New Ways of Being
A few days ago, I came downstairs to stretch my legs after being holed up working in our home’s little spare-room-turned-office. The back door was open, and I heard squealing. I saw my husband trying to escape my two boys in a feverish game of trampoline tag. The joyful squealer? My husband. We’ve lived in this house for 18 years—12 years with kids and three with a trampoline. And that scene, that precious sound, was a first. Like many working families with overscheduled lives, time for parents to let loose and just play is rare. This is one of the many crisis-induced norms that I want to keep post-coronavirus.

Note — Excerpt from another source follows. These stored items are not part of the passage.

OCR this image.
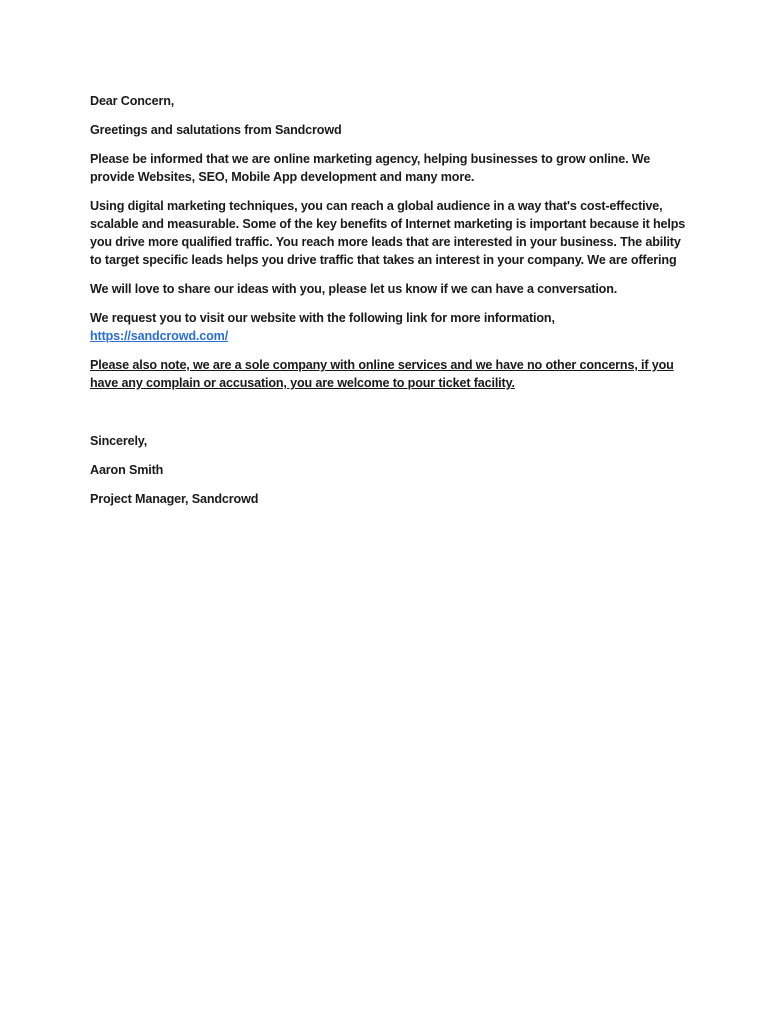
Dear Concern,

Greetings and salutations from Sandcrowd

Please be informed that we are online marketing agency, helping businesses to grow online. We provide Websites, SEO, Mobile App development and many more.

Using digital marketing techniques, you can reach a global audience in a way that's cost-effective, scalable and measurable. Some of the key benefits of Internet marketing is important because it helps you drive more qualified traffic. You reach more leads that are interested in your business. The ability to target specific leads helps you drive traffic that takes an interest in your company. We are offering

We will love to share our ideas with you, please let us know if we can have a conversation.

We request you to visit our website with the following link for more information,
https://sandcrowd.com/

Please also note, we are a sole company with online services and we have no other concerns, if you have any complain or accusation, you are welcome to pour ticket facility.

Sincerely,

Aaron Smith

Project Manager, Sandcrowd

Other new norms I want to keep: Cuddling with my kids during the workday. The satisfaction of making a great meal with what’s lying around. Cleaner air. Emerging safety nets. Local and state politicians who tell it like it is. Mainstream questioning of our unsustainable economic growth model, our house-of-cards banking structure, our cruel health care system, and the pernicious lack of equity through all of it.

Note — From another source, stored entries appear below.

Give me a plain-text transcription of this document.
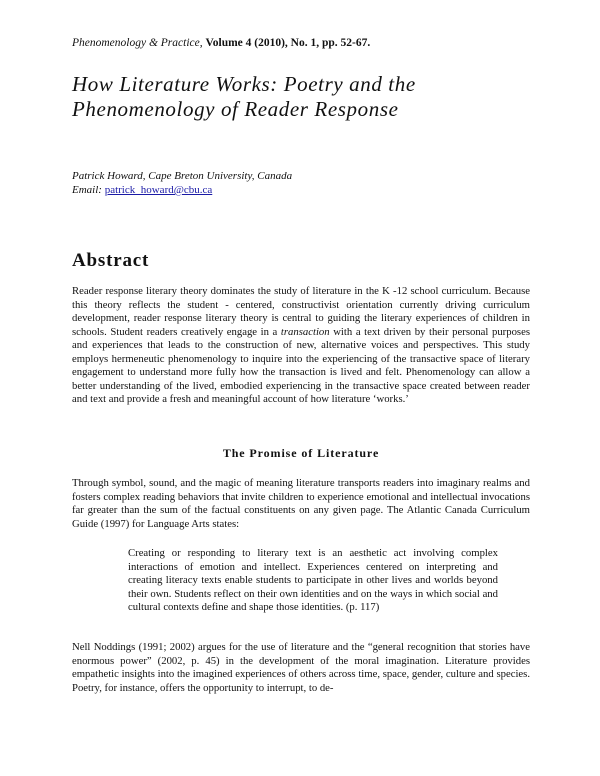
Phenomenology & Practice, Volume 4 (2010), No. 1, pp. 52-67.
How Literature Works: Poetry and the
Phenomenology of Reader Response
Patrick Howard, Cape Breton University, Canada
Email: patrick_howard@cbu.ca
Abstract

Reader response literary theory dominates the study of literature in the K -12 school curriculum. Because this theory reflects the student - centered, constructivist orientation currently driving curriculum development, reader response literary theory is central to guiding the literary experiences of children in schools. Student readers creatively engage in a transaction with a text driven by their personal purposes and experiences that leads to the construction of new, alternative voices and perspectives. This study employs hermeneutic phenomenology to inquire into the experiencing of the transactive space of literary engagement to understand more fully how the transaction is lived and felt. Phenomenology can allow a better understanding of the lived, embodied experiencing in the transactive space created between reader and text and provide a fresh and meaningful account of how literature ‘works.’

The Promise of Literature

Through symbol, sound, and the magic of meaning literature transports readers into imaginary realms and fosters complex reading behaviors that invite children to experience emotional and intellectual invocations far greater than the sum of the factual constituents on any given page. The Atlantic Canada Curriculum Guide (1997) for Language Arts states:

Creating or responding to literary text is an aesthetic act involving complex interactions of emotion and intellect. Experiences centered on interpreting and creating literacy texts enable students to participate in other lives and worlds beyond their own. Students reflect on their own identities and on the ways in which social and cultural contexts define and shape those identities. (p. 117)

Nell Noddings (1991; 2002) argues for the use of literature and the “general recognition that stories have enormous power” (2002, p. 45) in the development of the moral imagination. Literature provides empathetic insights into the imagined experiences of others across time, space, gender, culture and species. Poetry, for instance, offers the opportunity to interrupt, to de-
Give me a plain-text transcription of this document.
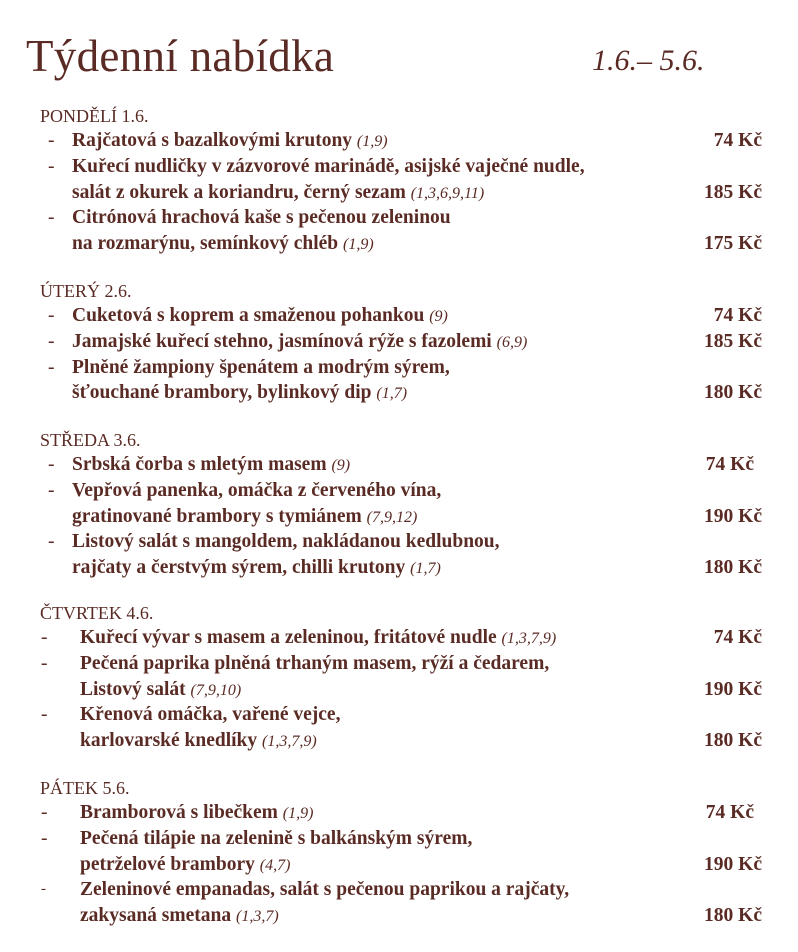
Týdenní nabídka	1.6.– 5.6.
PONDĚLÍ 1.6.
- Rajčatová s bazalkovými krutony (1,9)	74 Kč
- Kuřecí nudličky v zázvorové marinádě, asijské vaječné nudle,
salát z okurek a koriandru, černý sezam (1,3,6,9,11)	185 Kč
- Citrónová hrachová kaše s pečenou zeleninou
na rozmarýnu, semínkový chléb (1,9)	175 Kč
ÚTERÝ 2.6.
- Cuketová s koprem a smaženou pohankou (9)	74 Kč
- Jamajské kuřecí stehno, jasmínová rýže s fazolemi (6,9)	185 Kč
- Plněné žampiony špenátem a modrým sýrem,
šťouchané brambory, bylinkový dip (1,7)	180 Kč
STŘEDA 3.6.
- Srbská čorba s mletým masem (9)	74 Kč
- Vepřová panenka, omáčka z červeného vína,
gratinované brambory s tymiánem (7,9,12)	190 Kč
- Listový salát s mangoldem, nakládanou kedlubnou,
rajčaty a čerstvým sýrem, chilli krutony (1,7)	180 Kč
ČTVRTEK 4.6.
- Kuřecí vývar s masem a zeleninou, fritátové nudle (1,3,7,9)	74 Kč
- Pečená paprika plněná trhaným masem, rýží a čedarem,
Listový salát (7,9,10)	190 Kč
- Křenová omáčka, vařené vejce,
karlovarské knedlíky (1,3,7,9)	180 Kč
PÁTEK 5.6.
- Bramborová s libečkem (1,9)	74 Kč
- Pečená tilápie na zelenině s balkánským sýrem,
petrželové brambory (4,7)	190 Kč
- Zeleninové empanadas, salát s pečenou paprikou a rajčaty,
zakysaná smetana (1,3,7)	180 Kč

There are old norms I’m ready to let go of: Commuting daily to an office. Errands to the store for those “just right” ingredients. The incessant busy-ness of modern life. Excuses by our political leaders for why we can’t take care of each other and our planet.
At YES! we’ve heard from readers who are struggling with isolation and uncertainty in this crisis, and those who are experiencing more connection and more community than they have in decades. They have found themselves working with others in urgent common purpose. What other incredible things are possible when we put the health of our community at the center of our collective attention?

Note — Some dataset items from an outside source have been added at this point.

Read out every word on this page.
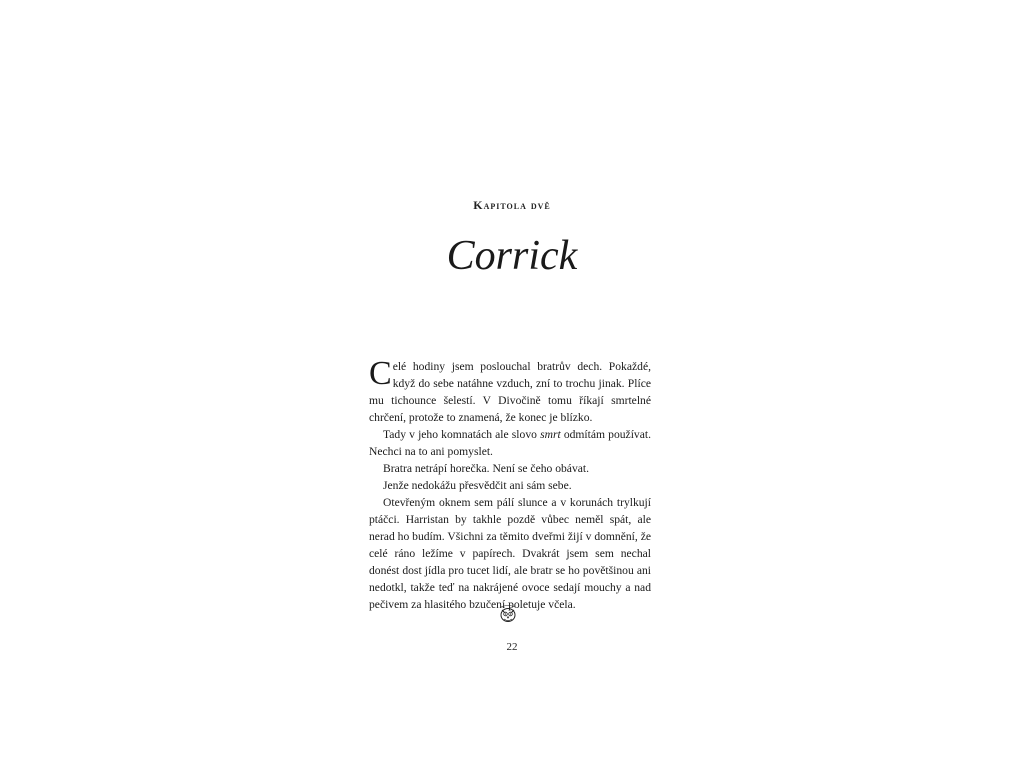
Kapitola dvě
Corrick

Celé hodiny jsem poslouchal bratrův dech. Pokaždé, když do sebe natáhne vzduch, zní to trochu jinak. Plíce mu tichounce šelestí. V Divočině tomu říkají smrtelné chrčení, protože to znamená, že konec je blízko.

Tady v jeho komnatách ale slovo smrt odmítám používat. Nechci na to ani pomyslet.

Bratra netrápí horečka. Není se čeho obávat.

Jenže nedokážu přesvědčit ani sám sebe.

Otevřeným oknem sem pálí slunce a v korunách trylkují ptáčci. Harristan by takhle pozdě vůbec neměl spát, ale nerad ho budím. Všichni za těmito dveřmi žijí v domnění, že celé ráno ležíme v papírech. Dvakrát jsem sem nechal donést dost jídla pro tucet lidí, ale bratr se ho povětšinou ani nedotkl, takže teď na nakrájené ovoce sedají mouchy a nad pečivem za hlasitého bzučení poletuje včela.

22
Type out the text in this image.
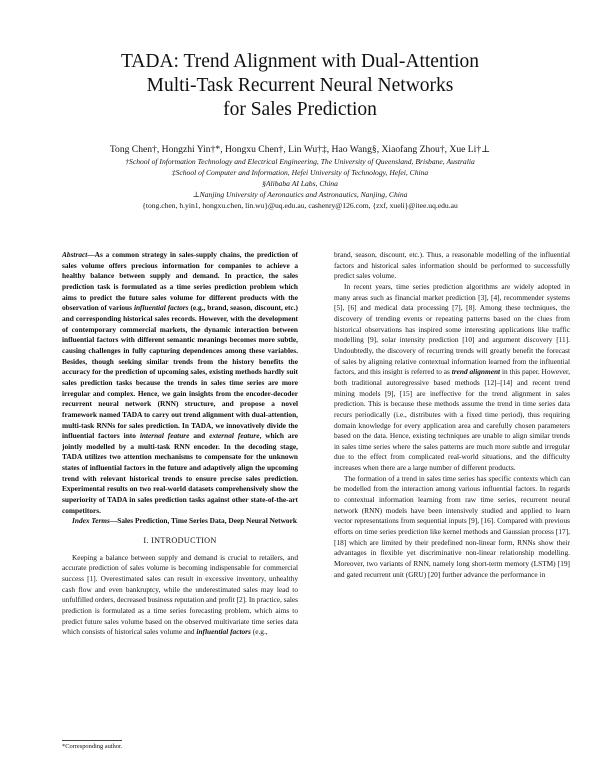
TADA: Trend Alignment with Dual-Attention
Multi-Task Recurrent Neural Networks
for Sales Prediction
Tong Chen†, Hongzhi Yin†*, Hongxu Chen†, Lin Wu†‡, Hao Wang§, Xiaofang Zhou†, Xue Li†⊥
†School of Information Technology and Electrical Engineering, The University of Queensland, Brisbane, Australia
‡School of Computer and Information, Hefei University of Technology, Hefei, China
§Alibaba AI Labs, China
⊥Nanjing University of Aeronautics and Astronautics, Nanjing, China
{tong.chen, h.yin1, hongxu.chen, lin.wu}@uq.edu.au, cashenry@126.com, {zxf, xueli}@itee.uq.edu.au

Abstract—As a common strategy in sales-supply chains, the prediction of sales volume offers precious information for companies to achieve a healthy balance between supply and demand. In practice, the sales prediction task is formulated as a time series prediction problem which aims to predict the future sales volume for different products with the observation of various influential factors (e.g., brand, season, discount, etc.) and corresponding historical sales records. However, with the development of contemporary commercial markets, the dynamic interaction between influential factors with different semantic meanings becomes more subtle, causing challenges in fully capturing dependences among these variables. Besides, though seeking similar trends from the history benefits the accuracy for the prediction of upcoming sales, existing methods hardly suit sales prediction tasks because the trends in sales time series are more irregular and complex. Hence, we gain insights from the encoder-decoder recurrent neural network (RNN) structure, and propose a novel framework named TADA to carry out trend alignment with dual-attention, multi-task RNNs for sales prediction. In TADA, we innovatively divide the influential factors into internal feature and external feature, which are jointly modelled by a multi-task RNN encoder. In the decoding stage, TADA utilizes two attention mechanisms to compensate for the unknown states of influential factors in the future and adaptively align the upcoming trend with relevant historical trends to ensure precise sales prediction. Experimental results on two real-world datasets comprehensively show the superiority of TADA in sales prediction tasks against other state-of-the-art competitors.

Index Terms—Sales Prediction, Time Series Data, Deep Neural Network

I. INTRODUCTION

Keeping a balance between supply and demand is crucial to retailers, and accurate prediction of sales volume is becoming indispensable for commercial success [1]. Overestimated sales can result in excessive inventory, unhealthy cash flow and even bankruptcy, while the underestimated sales may lead to unfulfilled orders, decreased business reputation and profit [2]. In practice, sales prediction is formulated as a time series forecasting problem, which aims to predict future sales volume based on the observed multivariate time series data which consists of historical sales volume and influential factors (e.g.,

brand, season, discount, etc.). Thus, a reasonable modelling of the influential factors and historical sales information should be performed to successfully predict sales volume.

In recent years, time series prediction algorithms are widely adopted in many areas such as financial market prediction [3], [4], recommender systems [5], [6] and medical data processing [7], [8]. Among these techniques, the discovery of trending events or repeating patterns based on the clues from historical observations has inspired some interesting applications like traffic modelling [9], solar intensity prediction [10] and argument discovery [11]. Undoubtedly, the discovery of recurring trends will greatly benefit the forecast of sales by aligning relative contextual information learned from the influential factors, and this insight is referred to as trend alignment in this paper. However, both traditional autoregressive based methods [12]–[14] and recent trend mining models [9], [15] are ineffective for the trend alignment in sales prediction. This is because these methods assume the trend in time series data recurs periodically (i.e., distributes with a fixed time period), thus requiring domain knowledge for every application area and carefully chosen parameters based on the data. Hence, existing techniques are unable to align similar trends in sales time series where the sales patterns are much more subtle and irregular due to the effect from complicated real-world situations, and the difficulty increases when there are a large number of different products.

The formation of a trend in sales time series has specific contexts which can be modelled from the interaction among various influential factors. In regards to contextual information learning from raw time series, recurrent neural network (RNN) models have been intensively studied and applied to learn vector representations from sequential inputs [9], [16]. Compared with previous efforts on time series prediction like kernel methods and Gaussian process [17], [18] which are limited by their predefined non-linear form, RNNs show their advantages in flexible yet discriminative non-linear relationship modelling. Moreover, two variants of RNN, namely long short-term memory (LSTM) [19] and gated recurrent unit (GRU) [20] further advance the performance in

*Corresponding author.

A few weeks ago, we published an online article by Viking Economics author George Lakey. In “The Nordic Secret to Battling Coronavirus: Trust,” Lakey describes how Norwegians moved quickly and efficiently to lock down the country before a single death from coronavirus had been recorded. This was possible because Norwegians knew they could pause their economy and be OK, thanks to the country’s strong social safety nets. But those policies weren’t always in place—they were hard-won through a persistent process of nonviolent revolution in the 1920s and ’30s when there was massive poverty and oligarchs ran the government.
So back to the question of norms: Now that we’re getting a taste of the society and systems we could have, what gains are we willing to fight to keep? What other ideas will we push forward?